介護を続けていく中では、さまざまな悩みや不安が生じます。ケアマネさんに相談したり、インターネットや書籍などで情報収集したりすることも大事なのですが、介護仲間を作ることもとても重要だと、自分自身の経験から強く思います。
介護初期に悩んでいたこと
2011年に初めて要介護認定を受ける半年ほど前から、私は母の物盗られ妄想に悩んでいました。
物盗られ妄想とは、認知症の初期の頃に起こりやすい症状で、財布や通帳、宝石類など大事なものが盗まれたと訴える妄想です。介護に関わっている身近な人が疑われやすいのも特徴です。
「私の財布がない。あなたが盗んだんでしょう。娘を泥棒に育てた覚えはない」と顔をあわせるたびに母に怒鳴られました。「交番に行く」と行って深夜に家を出て行ってしまい、迎えにいくこともしばしばありました。
私は、仲が良く信頼し合えていると思っていた実の母から泥棒扱いされる日々に疲弊するようになりました。
まだ認知症についての知識も経験も乏しかった私は、誰にも相談できず、何をどうしたらいいのかを考える余裕も、何か行動を起こす気力も、すっかりなくなっていきました。
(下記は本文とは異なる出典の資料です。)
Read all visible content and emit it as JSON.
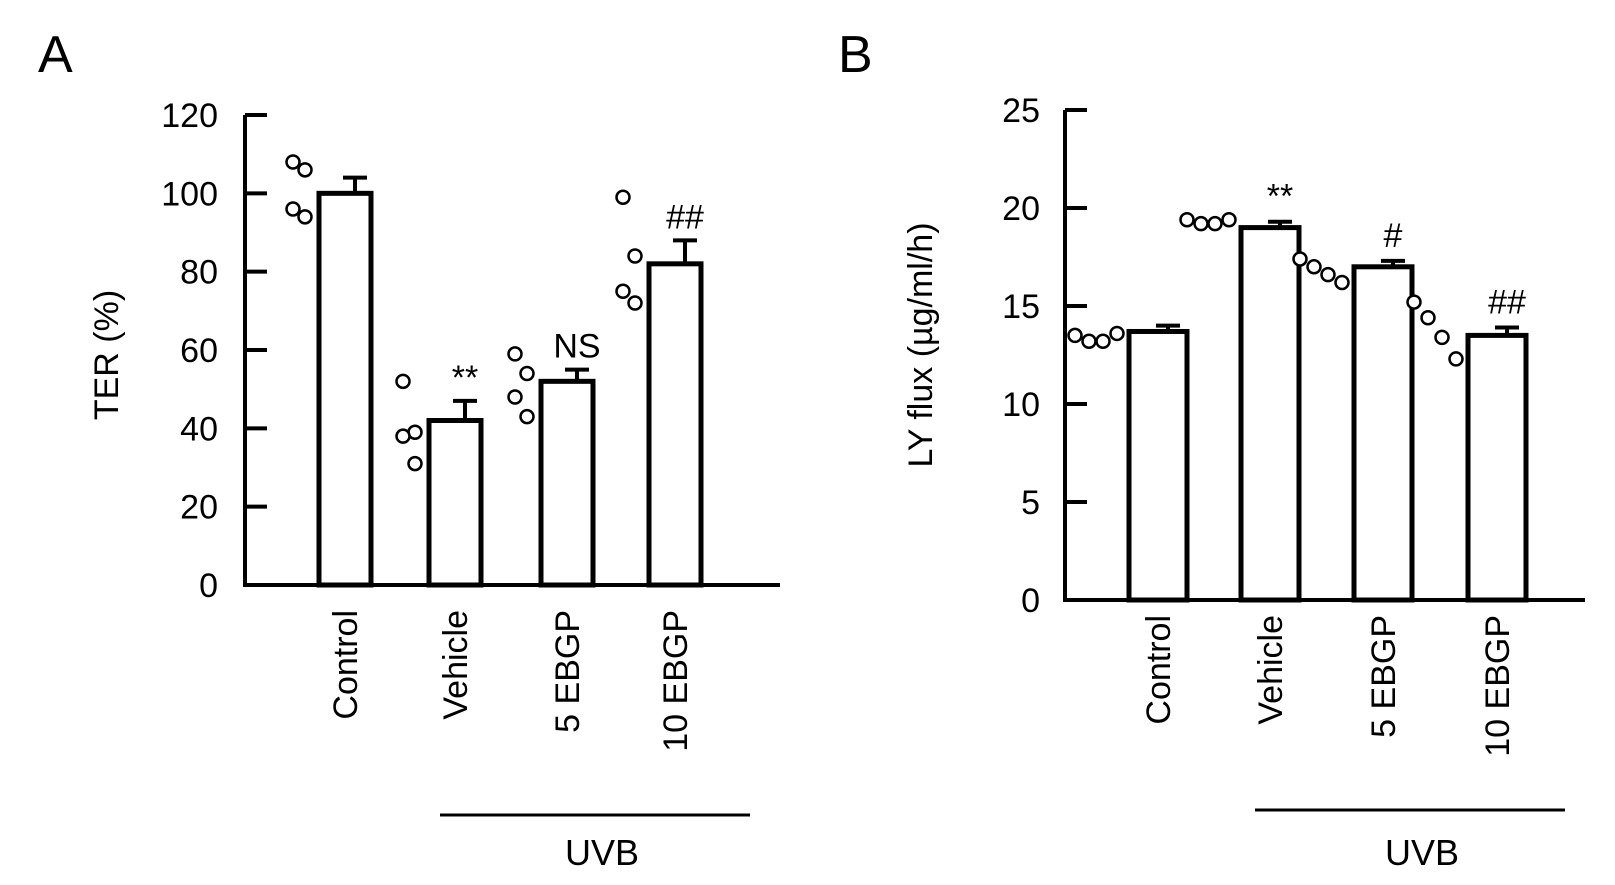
{
  "chart_data": [
    {
      "panel": "A",
      "type": "bar",
      "ylabel": "TER (%)",
      "ylim": [
        0,
        120
      ],
      "yticks": [
        0,
        20,
        40,
        60,
        80,
        100,
        120
      ],
      "categories": [
        "Control",
        "Vehicle",
        "5 EBGP",
        "10 EBGP"
      ],
      "values": [
        100,
        42,
        52,
        82
      ],
      "errors": [
        4,
        5,
        3,
        6
      ],
      "annotations": [
        "",
        "**",
        "NS",
        "##"
      ],
      "points": [
        [
          108,
          106,
          96,
          94
        ],
        [
          52,
          39,
          38,
          31
        ],
        [
          59,
          54,
          48,
          43
        ],
        [
          99,
          84,
          75,
          72
        ]
      ],
      "group": {
        "label": "UVB",
        "categories": [
          "Vehicle",
          "5 EBGP",
          "10 EBGP"
        ]
      }
    },
    {
      "panel": "B",
      "type": "bar",
      "ylabel": "LY flux (µg/ml/h)",
      "ylim": [
        0,
        25
      ],
      "yticks": [
        0,
        5,
        10,
        15,
        20,
        25
      ],
      "categories": [
        "Control",
        "Vehicle",
        "5 EBGP",
        "10 EBGP"
      ],
      "values": [
        13.7,
        19,
        17,
        13.5
      ],
      "errors": [
        0.3,
        0.3,
        0.3,
        0.4
      ],
      "annotations": [
        "",
        "**",
        "#",
        "##"
      ],
      "points": [
        [
          13.5,
          13.2,
          13.2,
          13.6
        ],
        [
          19.4,
          19.2,
          19.2,
          19.4
        ],
        [
          17.4,
          17.0,
          16.6,
          16.2
        ],
        [
          15.2,
          14.4,
          13.4,
          12.3
        ]
      ],
      "group": {
        "label": "UVB",
        "categories": [
          "Vehicle",
          "5 EBGP",
          "10 EBGP"
        ]
      }
    }
  ]
}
もともと出歩くのが好きだった自分が、友人と会うことも億劫になり、家と会社を往復するだけの毎日になりました。会社へ行くのすらつらい日々が続き、「最近なんだか元気ないね」と心配してもらっても愛想笑いをするしかありませんでした。この頃、軽い介護うつだったように思います。
思い切って介護者の集いに参加してみた
介護に対する不安を少しでも解消したくて、書籍を読み漁ったりインターネットで情報収集したりしていましたが、「この先どうなるんだろう?」と言う漠然とした不安は一向に消えませんでした。
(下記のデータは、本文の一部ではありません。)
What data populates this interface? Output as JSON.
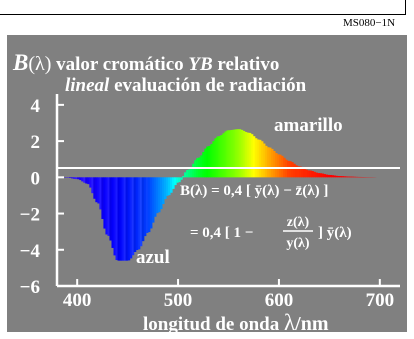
{
  "figure_code": "MS080−1N",
  "chart_data": {
    "type": "area",
    "title_line1": {
      "symbol": "B",
      "paren": "(λ)",
      "text": " valor cromático ",
      "ital": "YB",
      "tail": " relativo"
    },
    "title_line2": {
      "ital": "lineal",
      "text": " evaluación de radiación"
    },
    "xlabel": "longitud de onda ",
    "xlabel_symbol": "λ",
    "xlabel_unit": "/nm",
    "x_ticks": [
      "400",
      "500",
      "600",
      "700"
    ],
    "y_ticks": [
      "4",
      "2",
      "0",
      "−2",
      "−4",
      "−6"
    ],
    "xlim": [
      380,
      720
    ],
    "ylim": [
      -6,
      4.6
    ],
    "annotations": {
      "positive": "amarillo",
      "negative": "azul"
    },
    "formula_line1": "B(λ) = 0,4 [ ȳ(λ) − z̄(λ) ]",
    "formula_line2_prefix": "= 0,4 [ 1 −",
    "formula_numerator": "z(λ)",
    "formula_denominator": "y(λ)",
    "formula_line2_suffix": "] ȳ(λ)",
    "x": [
      390,
      400,
      410,
      420,
      430,
      440,
      450,
      460,
      470,
      480,
      490,
      500,
      510,
      520,
      530,
      540,
      550,
      560,
      570,
      580,
      590,
      600,
      610,
      620,
      630,
      640,
      650,
      660,
      670,
      680,
      690,
      700,
      710,
      720
    ],
    "y": [
      -0.02,
      -0.1,
      -0.35,
      -1.4,
      -3.2,
      -4.6,
      -4.6,
      -4.0,
      -3.05,
      -1.95,
      -1.0,
      -0.28,
      0.42,
      1.08,
      1.72,
      2.27,
      2.6,
      2.66,
      2.46,
      2.08,
      1.65,
      1.26,
      0.9,
      0.6,
      0.38,
      0.23,
      0.13,
      0.07,
      0.04,
      0.02,
      0.01,
      0.0,
      0.0,
      0.0
    ]
  }
}
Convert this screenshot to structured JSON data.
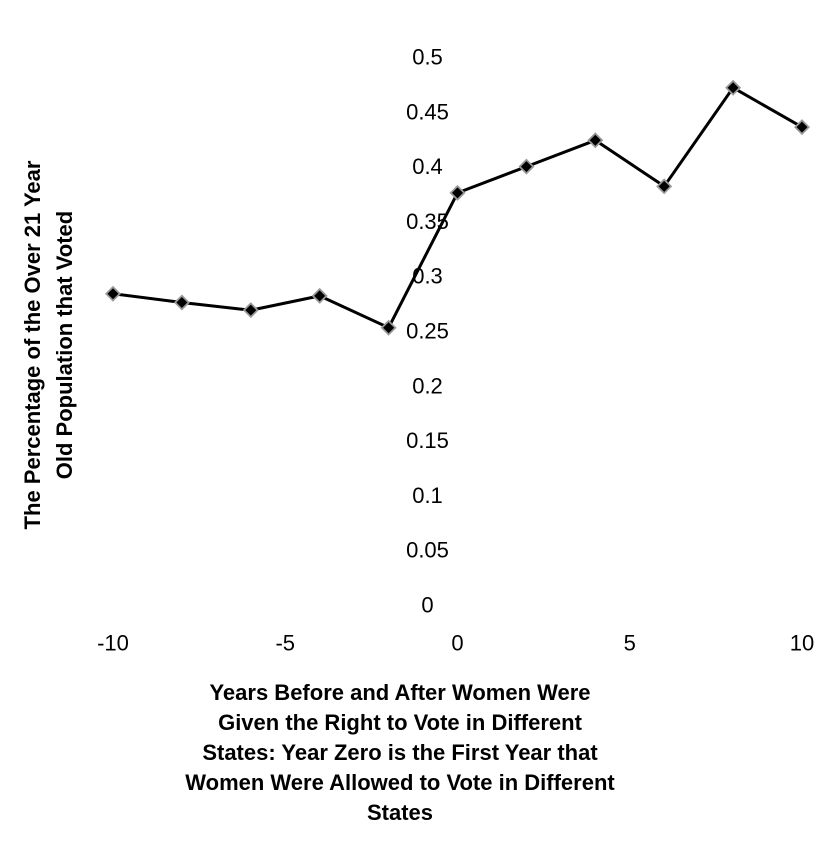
{
  "chart_data": {
    "type": "line",
    "title": "",
    "ylabel_lines": [
      "The Percentage of the Over 21 Year",
      "Old Population that Voted"
    ],
    "xlabel_lines": [
      "Years Before and After Women Were",
      "Given the Right to Vote in Different",
      "States:  Year Zero is the First Year that",
      "Women Were Allowed to Vote in Different",
      "States"
    ],
    "xlim": [
      -10,
      10
    ],
    "ylim": [
      0,
      0.5
    ],
    "x_ticks": [
      -10,
      -5,
      0,
      5,
      10
    ],
    "x_tick_labels": [
      "-10",
      "-5",
      "0",
      "5",
      "10"
    ],
    "y_ticks": [
      0,
      0.05,
      0.1,
      0.15,
      0.2,
      0.25,
      0.3,
      0.35,
      0.4,
      0.45,
      0.5
    ],
    "y_tick_labels": [
      "0",
      "0.05",
      "0.1",
      "0.15",
      "0.2",
      "0.25",
      "0.3",
      "0.35",
      "0.4",
      "0.45",
      "0.5"
    ],
    "grid": false,
    "legend": "none",
    "series": [
      {
        "x": [
          -10,
          -8,
          -6,
          -4,
          -2,
          0,
          2,
          4,
          6,
          8,
          10
        ],
        "y": [
          0.284,
          0.276,
          0.269,
          0.282,
          0.253,
          0.376,
          0.4,
          0.424,
          0.382,
          0.472,
          0.436
        ],
        "color": "#000000",
        "marker": "diamond",
        "marker_shadow_color": "#999999"
      }
    ]
  }
}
そのうち、「誰かと思いを共有したい」「この気持ちをわかってほしい」という感情が強くなり、勇気を振り絞って介護者の集いに参加してみることにしました。
介護者の集いというのは、行政やNPO、介護経験者などのボランティアが主催するものなどがあり、参加者がそれぞれの思いを共有したり、情報交換したりする場です。
介護者の集いに初めて参加して思ったのは、「悩みを共有できるってこんなにも気持ちが楽になるものなのか」ということでした。
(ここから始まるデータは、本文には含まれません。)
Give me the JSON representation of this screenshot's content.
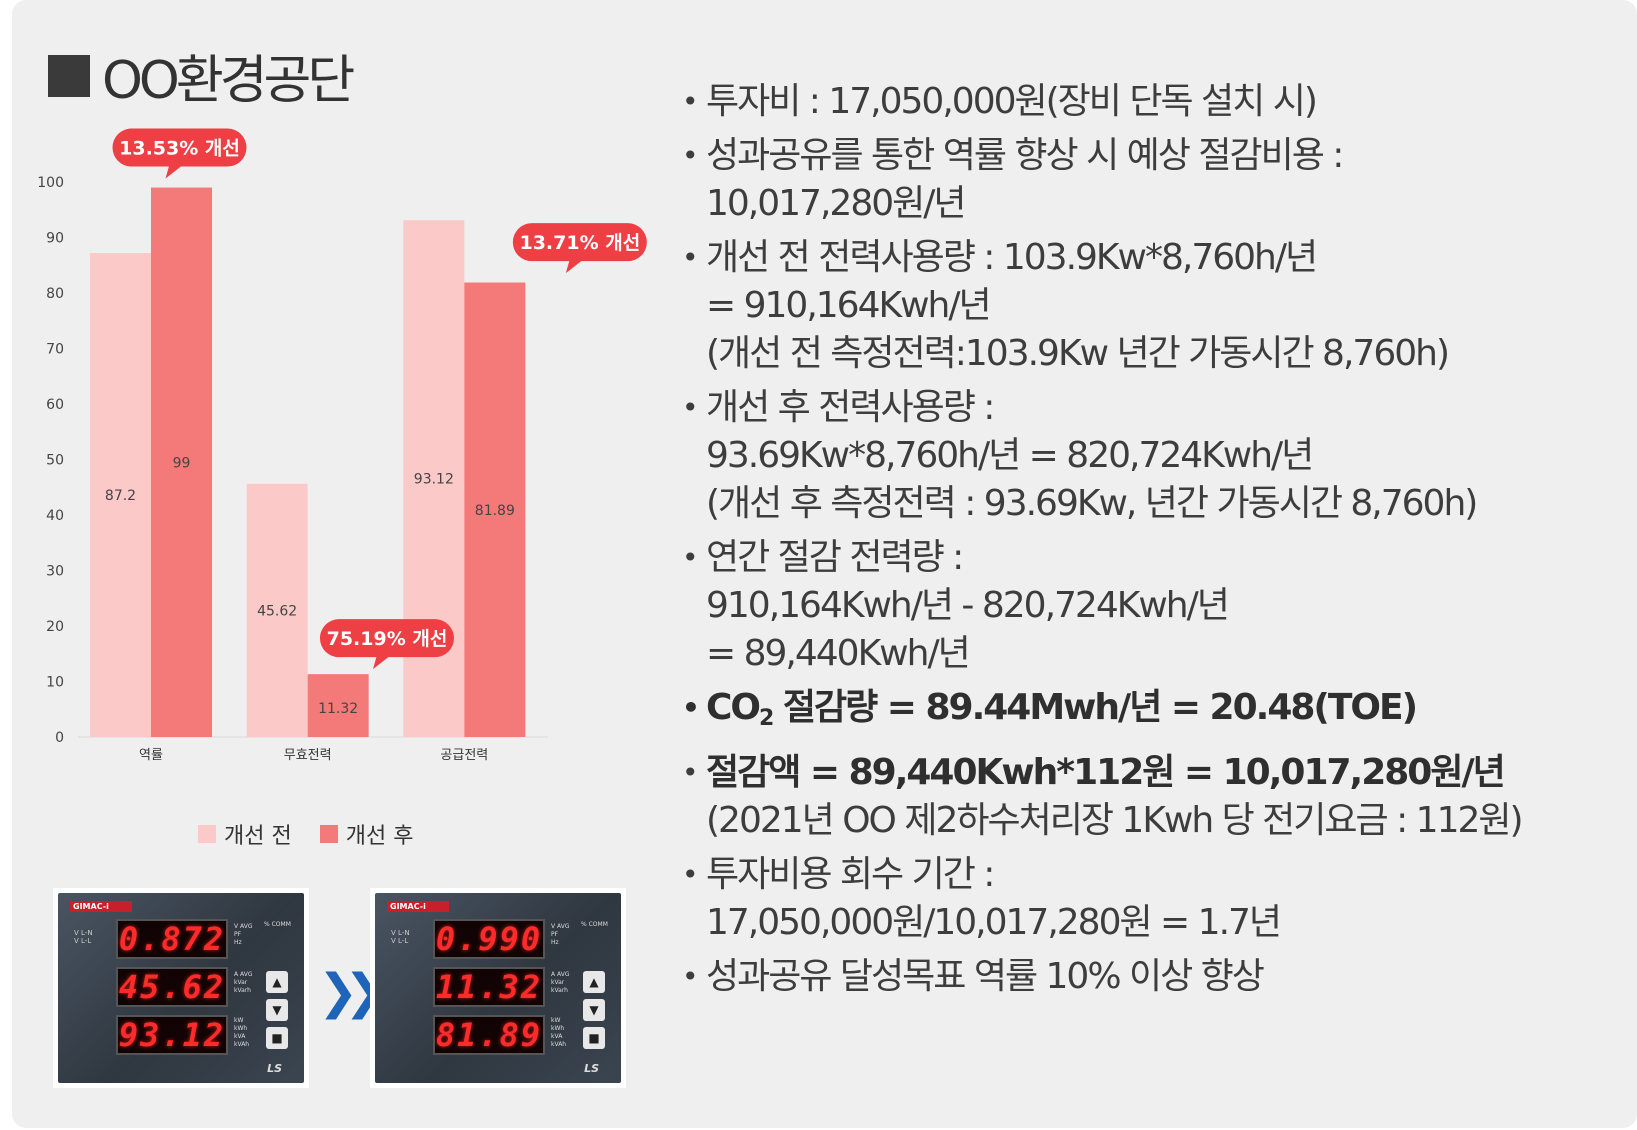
{
  "title": "OO환경공단",
  "chart_data": {
    "type": "bar",
    "categories": [
      "역률",
      "무효전력",
      "공급전력"
    ],
    "series": [
      {
        "name": "개선 전",
        "values": [
          87.2,
          45.62,
          93.12
        ],
        "color": "#fcc9c9"
      },
      {
        "name": "개선 후",
        "values": [
          99,
          11.32,
          81.89
        ],
        "color": "#f47a7a"
      }
    ],
    "ylim": [
      0,
      100
    ],
    "yticks": [
      0,
      10,
      20,
      30,
      40,
      50,
      60,
      70,
      80,
      90,
      100
    ],
    "data_labels": [
      "87.2",
      "99",
      "45.62",
      "11.32",
      "93.12",
      "81.89"
    ],
    "annotations": [
      {
        "text": "13.53% 개선",
        "category": "역률"
      },
      {
        "text": "75.19% 개선",
        "category": "무효전력"
      },
      {
        "text": "13.71% 개선",
        "category": "공급전력"
      }
    ],
    "callout_color": "#ee3f45",
    "legend_position": "bottom",
    "grid": false
  },
  "meters": {
    "before": {
      "brand": "GIMAC-i",
      "values": [
        "0.872",
        "45.62",
        "93.12"
      ],
      "logo": "LS"
    },
    "after": {
      "brand": "GIMAC-i",
      "values": [
        "0.990",
        "11.32",
        "81.89"
      ],
      "logo": "LS"
    },
    "arrow_icon": "double-chevron-right-icon"
  },
  "bullets": [
    {
      "lines": [
        "투자비 : 17,050,000원(장비 단독 설치 시)"
      ]
    },
    {
      "lines": [
        "성과공유를 통한 역률 향상 시 예상 절감비용 :",
        "10,017,280원/년"
      ]
    },
    {
      "lines": [
        "개선 전 전력사용량 : 103.9Kw*8,760h/년",
        "= 910,164Kwh/년",
        "(개선 전 측정전력:103.9Kw 년간 가동시간 8,760h)"
      ]
    },
    {
      "lines": [
        "개선 후 전력사용량 :",
        "93.69Kw*8,760h/년 = 820,724Kwh/년",
        "(개선 후 측정전력 : 93.69Kw, 년간 가동시간 8,760h)"
      ]
    },
    {
      "lines": [
        "연간 절감 전력량 :",
        "910,164Kwh/년 - 820,724Kwh/년",
        "= 89,440Kwh/년"
      ]
    },
    {
      "co2": {
        "pre": "CO",
        "sub": "2",
        "post": " 절감량 = 89.44Mwh/년 = 20.48(TOE)"
      }
    },
    {
      "lines": [
        "절감액 = 89,440Kwh*112원 = 10,017,280원/년"
      ],
      "note": "(2021년 OO 제2하수처리장 1Kwh 당 전기요금 : 112원)"
    },
    {
      "lines": [
        "투자비용 회수 기간 :",
        "17,050,000원/10,017,280원 = 1.7년"
      ]
    },
    {
      "lines": [
        "성과공유 달성목표 역률 10% 이상 향상"
      ]
    }
  ]
}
当時、私の周囲に親を介護している人はおらず、友人や会社の同僚などには悩みを相談しづらかったので、一人で悶々としていました。
「他人には話しづらいことだから、と自分の中に溜め込んでいた感情を気兼ねなく吐き出すことができ、それを共感してくれる人がいる」
「同じように悩んでいる人がいる。悩んでいるのは自分だけじゃない」
そう思うだけで、気持ちはとても救われました。
不安を抱えているのは自分だけじゃないことに気づく
集いに参加すると、専門家や経験者の話を聞いて有益な情報を得られることもあります。でもだからといって、必ずしも自分の悩みが全て解決するわけではありません。
ただ、そういった直接的な解決ではなくても、他人の意見や考え、介護に対する姿勢などを聞くことによって、自分の中で考えがまとまったり、気持ちが楽になるというのは間接的な解決につながるのではないでしょうか。そしてそれは介護をしていく中で、とても重要で必要なことだと思います。
実際に人と会って話すと、独りよがりの自分の考え方や思い込みに気づくことができ、いい気分転換にもなります。
普段接している会社の同僚や友人などとは異なる環境や属性の人と話をすることで、自分が当たり前に思っていることが実はそうではない、と気づくこともできるのです。
そして、何かあったときにはあの集まりに行こうと思える場所があるだけで、自分の心持ちが全く違います。
身体介助など物理的な介護の負担は少しずつ増えていきましたが、認知症介護に関する自分の知識や経験が蓄積されていき、そしてこうした場所があるおかげで、介護が始まって何もわからず不安だった初期の頃よりも精神的には楽になりました。
ななのひとこと・ふたこと
特に介護初期の頃は、身近に介護のことを話せる友人がいなかったので、介護者の会に参加して悩みや不安を共有でき、とても救われました。
介護が終わった今でも仲良くしている人もいます。こうしたつながりはずっと大事にしていきたいと思っています。